Europe’s first LNG dual-fuel conversion dredger is launched at Damen Shiprepair Dunkerque
19 months after the contract was awarded, Europe’s first conversion of a dredger to dual-fuel capability combining LNG and MGO is close to completion. This is the first conversion of its kind to take place in Europe, Damen said in its release.
Damen will deliver a turnkey package that included engineering, procurement and support. The previous propulsion system of Dragages-Ports’ Samuel de Champlain was diesel-electric burning MGO, and so the contract included the change of generators to dual-fuel models and the installation of on board LNG storage facilities. The project was a complex one and not without its challenges. A decision to change the engine manufacturer once the project was underway required a fresh approach to their integration, and the interfacing of all the main systems with the new propulsion plant plus the extensive pipe works required meticulous planning and careful execution.
“The Samuel de Champlain conversion has been the subject of much interest within the dredging industry and the maritime industry in general,” says Fabien Guillemot, Commercial Manager at Damen Shiprepair Dunkerque. “LNG isn’t new, of course, but this ground-breaking conversion of an existing vessel opens up new possibilities for everyone. With environmental regulations set to tighten ever further in the foreseeable future, the success of this project is evidence for owners of ships operating in coastal waters and emission control areas that there is an alternative to scrapping old vessels and building a new one.”

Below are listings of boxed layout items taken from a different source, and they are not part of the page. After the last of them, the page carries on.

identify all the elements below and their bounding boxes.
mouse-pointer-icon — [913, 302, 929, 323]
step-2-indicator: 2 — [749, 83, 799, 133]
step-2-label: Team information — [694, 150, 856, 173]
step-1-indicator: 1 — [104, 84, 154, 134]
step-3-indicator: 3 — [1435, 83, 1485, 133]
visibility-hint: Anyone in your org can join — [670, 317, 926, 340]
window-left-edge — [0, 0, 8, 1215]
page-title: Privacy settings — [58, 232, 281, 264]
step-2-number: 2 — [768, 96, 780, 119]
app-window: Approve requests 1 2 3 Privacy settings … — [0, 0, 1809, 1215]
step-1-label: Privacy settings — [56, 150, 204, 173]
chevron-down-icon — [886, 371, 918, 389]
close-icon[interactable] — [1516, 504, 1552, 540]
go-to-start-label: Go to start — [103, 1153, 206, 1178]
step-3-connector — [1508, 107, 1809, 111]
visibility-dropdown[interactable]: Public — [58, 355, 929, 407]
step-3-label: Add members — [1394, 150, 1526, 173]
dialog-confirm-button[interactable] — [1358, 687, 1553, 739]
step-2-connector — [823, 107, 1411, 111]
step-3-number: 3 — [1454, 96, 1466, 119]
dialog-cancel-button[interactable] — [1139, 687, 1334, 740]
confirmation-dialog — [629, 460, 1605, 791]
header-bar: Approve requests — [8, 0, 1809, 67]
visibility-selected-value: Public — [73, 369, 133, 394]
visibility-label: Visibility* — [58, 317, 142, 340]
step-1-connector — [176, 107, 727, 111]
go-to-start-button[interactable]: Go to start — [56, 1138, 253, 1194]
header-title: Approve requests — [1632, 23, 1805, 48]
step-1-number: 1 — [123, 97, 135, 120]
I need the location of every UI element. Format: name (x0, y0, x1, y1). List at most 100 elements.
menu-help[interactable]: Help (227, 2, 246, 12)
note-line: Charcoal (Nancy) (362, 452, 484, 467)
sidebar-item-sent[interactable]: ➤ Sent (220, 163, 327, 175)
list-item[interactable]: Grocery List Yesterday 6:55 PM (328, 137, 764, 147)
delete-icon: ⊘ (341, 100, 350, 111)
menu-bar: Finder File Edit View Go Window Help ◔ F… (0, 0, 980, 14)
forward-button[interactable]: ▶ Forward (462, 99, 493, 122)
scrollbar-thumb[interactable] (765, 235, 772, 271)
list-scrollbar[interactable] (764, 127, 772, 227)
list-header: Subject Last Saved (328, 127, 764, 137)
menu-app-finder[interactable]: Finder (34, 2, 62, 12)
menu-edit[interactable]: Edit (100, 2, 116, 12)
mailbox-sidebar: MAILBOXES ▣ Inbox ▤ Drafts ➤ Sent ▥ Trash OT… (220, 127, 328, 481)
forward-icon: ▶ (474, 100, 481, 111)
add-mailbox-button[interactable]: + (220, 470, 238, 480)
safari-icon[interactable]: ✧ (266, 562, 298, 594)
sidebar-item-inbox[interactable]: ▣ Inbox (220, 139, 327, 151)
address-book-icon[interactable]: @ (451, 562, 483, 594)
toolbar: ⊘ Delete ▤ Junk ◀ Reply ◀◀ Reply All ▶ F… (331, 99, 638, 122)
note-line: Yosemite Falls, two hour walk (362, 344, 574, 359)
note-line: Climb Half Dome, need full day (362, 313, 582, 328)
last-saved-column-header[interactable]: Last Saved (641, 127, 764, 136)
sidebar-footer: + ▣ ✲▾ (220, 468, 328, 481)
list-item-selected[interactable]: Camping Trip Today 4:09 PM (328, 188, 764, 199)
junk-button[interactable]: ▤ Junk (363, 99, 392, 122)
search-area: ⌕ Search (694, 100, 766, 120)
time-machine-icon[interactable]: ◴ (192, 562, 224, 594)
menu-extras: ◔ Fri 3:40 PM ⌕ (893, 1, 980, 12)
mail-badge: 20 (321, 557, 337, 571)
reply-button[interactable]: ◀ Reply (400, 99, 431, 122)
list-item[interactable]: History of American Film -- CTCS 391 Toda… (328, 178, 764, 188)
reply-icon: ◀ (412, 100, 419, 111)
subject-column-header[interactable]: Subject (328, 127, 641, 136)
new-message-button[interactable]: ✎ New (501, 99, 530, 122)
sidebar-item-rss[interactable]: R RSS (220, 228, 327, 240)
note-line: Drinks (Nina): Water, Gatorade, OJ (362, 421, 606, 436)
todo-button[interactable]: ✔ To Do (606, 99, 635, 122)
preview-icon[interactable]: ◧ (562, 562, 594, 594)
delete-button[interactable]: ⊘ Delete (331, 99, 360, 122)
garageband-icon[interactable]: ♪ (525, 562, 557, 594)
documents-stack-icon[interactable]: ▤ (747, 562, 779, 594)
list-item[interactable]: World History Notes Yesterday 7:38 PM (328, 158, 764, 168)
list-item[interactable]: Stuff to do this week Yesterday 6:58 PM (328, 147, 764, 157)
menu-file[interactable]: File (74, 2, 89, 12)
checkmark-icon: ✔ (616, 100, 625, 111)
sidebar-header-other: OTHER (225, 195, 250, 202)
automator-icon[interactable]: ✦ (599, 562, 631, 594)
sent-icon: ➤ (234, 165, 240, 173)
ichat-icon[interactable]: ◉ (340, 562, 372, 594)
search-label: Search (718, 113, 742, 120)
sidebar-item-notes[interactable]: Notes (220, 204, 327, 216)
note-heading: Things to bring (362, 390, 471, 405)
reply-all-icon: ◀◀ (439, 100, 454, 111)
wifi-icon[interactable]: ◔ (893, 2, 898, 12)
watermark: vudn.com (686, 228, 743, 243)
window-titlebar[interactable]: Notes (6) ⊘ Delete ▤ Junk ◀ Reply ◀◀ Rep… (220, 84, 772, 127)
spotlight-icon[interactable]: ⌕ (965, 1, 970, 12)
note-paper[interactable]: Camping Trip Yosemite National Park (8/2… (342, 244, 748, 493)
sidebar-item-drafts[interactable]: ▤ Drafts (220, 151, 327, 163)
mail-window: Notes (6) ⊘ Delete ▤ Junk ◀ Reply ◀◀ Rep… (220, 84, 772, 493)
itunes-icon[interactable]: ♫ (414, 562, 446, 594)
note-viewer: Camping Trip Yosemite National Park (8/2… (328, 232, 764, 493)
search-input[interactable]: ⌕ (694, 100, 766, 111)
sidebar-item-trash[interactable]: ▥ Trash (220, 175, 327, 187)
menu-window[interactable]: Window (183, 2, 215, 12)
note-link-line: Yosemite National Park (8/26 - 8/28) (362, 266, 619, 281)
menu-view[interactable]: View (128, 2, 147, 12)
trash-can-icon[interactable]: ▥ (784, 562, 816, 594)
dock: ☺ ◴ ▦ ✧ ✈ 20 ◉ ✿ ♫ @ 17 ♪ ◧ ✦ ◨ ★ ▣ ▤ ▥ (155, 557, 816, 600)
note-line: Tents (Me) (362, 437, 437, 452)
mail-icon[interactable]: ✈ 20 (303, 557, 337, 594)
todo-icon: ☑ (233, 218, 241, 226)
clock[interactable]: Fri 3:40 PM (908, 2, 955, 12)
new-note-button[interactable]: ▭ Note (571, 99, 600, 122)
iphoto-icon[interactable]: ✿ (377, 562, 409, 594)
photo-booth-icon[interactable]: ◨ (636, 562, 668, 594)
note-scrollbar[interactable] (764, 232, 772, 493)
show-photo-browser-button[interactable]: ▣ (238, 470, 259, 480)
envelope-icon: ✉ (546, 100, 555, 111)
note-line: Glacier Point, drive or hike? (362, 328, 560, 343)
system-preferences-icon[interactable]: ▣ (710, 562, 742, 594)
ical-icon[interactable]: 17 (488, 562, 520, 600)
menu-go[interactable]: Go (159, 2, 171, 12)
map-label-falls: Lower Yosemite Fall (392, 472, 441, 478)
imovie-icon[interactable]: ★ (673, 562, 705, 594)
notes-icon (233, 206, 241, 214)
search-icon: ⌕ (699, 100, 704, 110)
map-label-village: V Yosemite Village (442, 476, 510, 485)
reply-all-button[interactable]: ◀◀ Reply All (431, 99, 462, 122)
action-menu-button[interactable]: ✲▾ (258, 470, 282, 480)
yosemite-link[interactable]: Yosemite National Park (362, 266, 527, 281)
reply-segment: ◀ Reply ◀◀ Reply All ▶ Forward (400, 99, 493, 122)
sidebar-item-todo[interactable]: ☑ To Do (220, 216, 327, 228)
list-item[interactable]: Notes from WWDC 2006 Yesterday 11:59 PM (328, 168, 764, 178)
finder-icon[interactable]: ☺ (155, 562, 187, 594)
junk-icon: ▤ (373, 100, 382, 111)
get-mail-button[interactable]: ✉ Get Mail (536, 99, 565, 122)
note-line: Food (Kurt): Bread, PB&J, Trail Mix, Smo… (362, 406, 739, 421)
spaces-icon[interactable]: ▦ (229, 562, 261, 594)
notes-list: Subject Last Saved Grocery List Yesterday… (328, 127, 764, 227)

On February 26 a technical presentation on the Samuel de Champlain project took place at Damen Shiprepair Dunkerque to an invited audience of Damen customers and other companies with an interest in the technology and its potential. During the technical presentations the various challenges that the project team encountered as the conversion proceeded were discussed. The object of this was to give other vessel operators considering conversions of this type detailed insights in the process and some of its less predictable elements. The customer Dragages-Ports and the three main suppliers/subcontractors of the project also spoke about their specialist roles.
Following her final commissioning the Samuel de Champlain will return to her regular duties of dredging the Loire and Seine rivers.
The conversion has been part of an EU-supported initiative to promote LNG propulsion in short-sea vessels operating along the European Atlantic coast.
Damen Shipyards Group
Damen Shipyards Group operates 36 shipbuilding and repair yards, employing 12,000 people worldwide. Damen has delivered more than 6,000 vessels in more than 100 countries and delivers some 160 vessels annually to customers worldwide. Based on its unique, standardised ship-design concept Damen is able to guarantee consistent quality.
Damen’s focus on standardisation, modular construction and keeping vessels in stock leads to short delivery times, low ‘total cost of ownership’, high resale values and reliable performance. Furthermore, Damen vessels are based on thorough R&D and proven technology.
Damen offers a wide range of products, including tugs, workboats, naval and patrol vessels, high speed craft, cargo vessels, dredgers, vessels for the offshore industry, ferries, pontoons and superyachts.
For nearly all vessel types Damen offers a broad range of services, including maintenance, spare parts delivery, training and the transfer of (shipbuilding) know-how. Damen also offers a variety of marine components, such as nozzles, rudders, winches, anchors, anchor chains and steel works.
Damen Shiprepair & Conversion (DSC) has a worldwide network of eighteen repair and conversion yards of which twelve are located in North West Europe. Facilities at the yards include more than 50 floating and (covered) drydocks, the largest of which is 420 x 90 metres, as well as slopes, ship lifts and indoor halls. Projects range from the smallest simple repairs through Class’ maintenance to complex refits and the complete conversion of large offshore structures. DSC completes around 1,300 repair and maintenance jobs annually, both at yards as well as in ports and during voyage.